Review Policy

Reviews are the main focus of PSXBoxIndies, so having a clear review policy seems like a good idea, right? 

2019 Review Policy Update

Towards the end of 2018 we started playing around with doing focused editorials rather than scored reviews - looking at games from specific angles rather than trying to do all-encompassing reviews - and we liked the results. So, moving forward, we aren't going to do normal scored reviews anymore. For example, if we really hate something, or really love something, or there is some particular aspect that is worthy or being showcased, that is what we're going to write about. It's more fun for us to write and probably more helpful for readers who don't necessarily need yet another boilerplate review with a score at the end.

I (Eric) have to admit that I'm kind of tired of review scores, personally, so in order to keep my sanity I wanted to move away from them.
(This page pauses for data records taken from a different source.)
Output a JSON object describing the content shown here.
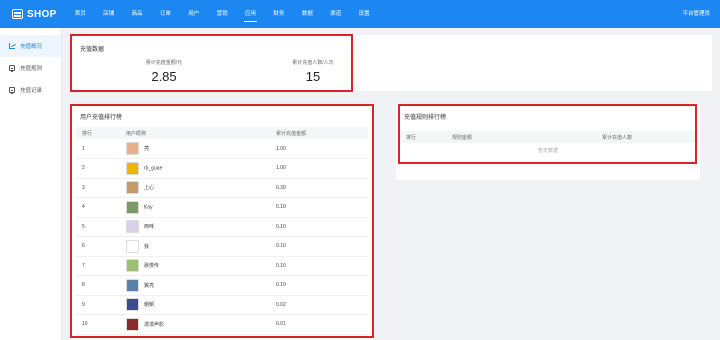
{
  "header": {
    "logo": "SHOP",
    "nav": [
      "首页",
      "店铺",
      "商品",
      "订单",
      "用户",
      "营销",
      "应用",
      "财务",
      "数据",
      "渠道",
      "设置"
    ],
    "active_nav": "应用",
    "admin": "平台管理员"
  },
  "sidebar": {
    "items": [
      {
        "label": "充值概况",
        "icon": "chart-icon",
        "active": true
      },
      {
        "label": "充值规则",
        "icon": "document-icon",
        "active": false
      },
      {
        "label": "充值记录",
        "icon": "document-icon",
        "active": false
      }
    ]
  },
  "overview": {
    "title": "充值数据",
    "stats": [
      {
        "label": "累计充值金额/元",
        "value": "2.85"
      },
      {
        "label": "累计充值人数/人次",
        "value": "15"
      }
    ]
  },
  "user_rank": {
    "title": "用户充值排行榜",
    "columns": [
      "排行",
      "用户昵称",
      "累计充值金额"
    ],
    "rows": [
      {
        "rank": "1",
        "name": "亮",
        "amount": "1.00"
      },
      {
        "rank": "2",
        "name": "rb_guae",
        "amount": "1.00"
      },
      {
        "rank": "3",
        "name": "上心",
        "amount": "0.30"
      },
      {
        "rank": "4",
        "name": "Kay",
        "amount": "0.10"
      },
      {
        "rank": "5",
        "name": "西咪",
        "amount": "0.10"
      },
      {
        "rank": "6",
        "name": "我",
        "amount": "0.10"
      },
      {
        "rank": "7",
        "name": "晨慢传",
        "amount": "0.10"
      },
      {
        "rank": "8",
        "name": "翼亮",
        "amount": "0.10"
      },
      {
        "rank": "9",
        "name": "朝朝",
        "amount": "0.02"
      },
      {
        "rank": "10",
        "name": "漫漫声影",
        "amount": "0.01"
      }
    ]
  },
  "rule_rank": {
    "title": "充值规则排行榜",
    "columns": [
      "排行",
      "规则金额",
      "累计充值人数"
    ],
    "empty": "暂无数据"
  },
  "colors": {
    "primary": "#1c87f0",
    "highlight": "#d8242d",
    "avatars": [
      "#e8b08a",
      "#f2b400",
      "#c49a6c",
      "#7a9a6a",
      "#d9d0ea",
      "#ffffff",
      "#9cbf73",
      "#5a7fa8",
      "#3d4a8f",
      "#8a2a2a"
    ]
  }
}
I still think they are a vital and important part of helping people make purchasing decisions, but IGN and GameSpot and "big" sites can handle that while the rest of us can take a more focused approach.

2016 - 2018 Policy

We review games with a five-star scoring system with half stars (so, basically 1-10, got it?).  We know that there are folks out there don’t like them and think the videogame industry should do away with scores, but for the vast majority of readers, review scores are important.  And, honestly, we just plain like review scores ourselves because they give you a fairly clear and immediate picture of what the reviewer thinks.  You obviously still have to read the review to get the context, but having a score to get the gist isn’t a bad thing.

The reason why review scores are seen as a negative by some people is because the rating scale has become a mutant shell of what it is supposed to be.  Going to school teaches us that anything less than 60% is a failing grade, but that isn’t how review scores work.    Review outlets need to do a better job of educating readers on the full rating scale, and readers need to understand that the full scale is being used.  And, honestly, gamers need to take some responsibility for breaking the review scale, too.  Ever look at reader reviews and see how everything either gets a 1/10 or a 10/10 with few scores in between?  With hyperbole like that it’s no wonder no one seems to understand how review scores are supposed to work.

To put it simply, we want to make it clear that we strive to use the whole 1-10 scale and not fall into the 7-10 trap that many sites end up in.  In other words, a 1/10 is absolutely awful, a 10/10 is fantastic, and a 5/10 is AVERAGE.  If a game makes us just shrug our shoulders and go “Eh”, it is a 5/10.  That means it isn’t good, or bad, it is just thoroughly mediocre.  Below a 5 will be otherwise mediocre games that have some sort of issues and problems that make them less than “Eh” and closer to “Ew”.  The more things wrong, the lower the score.  Above a 5 will be games that do things well that make them stand out.  The more good things a game does, the higher the score. 

We will consider gameplay – controls, content, fun factor, etc. -, value – length of experience, amount of content, cost -, presentation – graphics, sound, menus, etc. -, and more when deciding on a rating.  There is no magic formula to weigh all of these things to determine a score, however, as every game places emphasis on different things.  Instead, we’ll use our extensive experience – reviewer Eric Qualls has 15+ years of experience and 1500+ professional reviews and thousands more games played total under his belt – to assign a score.  Eric has played a ton of games across the whole spectrum of quality and that experience means he has a pretty good idea of what games actually are good and bad.

That’s how our review system works and what we’re trying to do here.  Thanks for reading and supporting the site!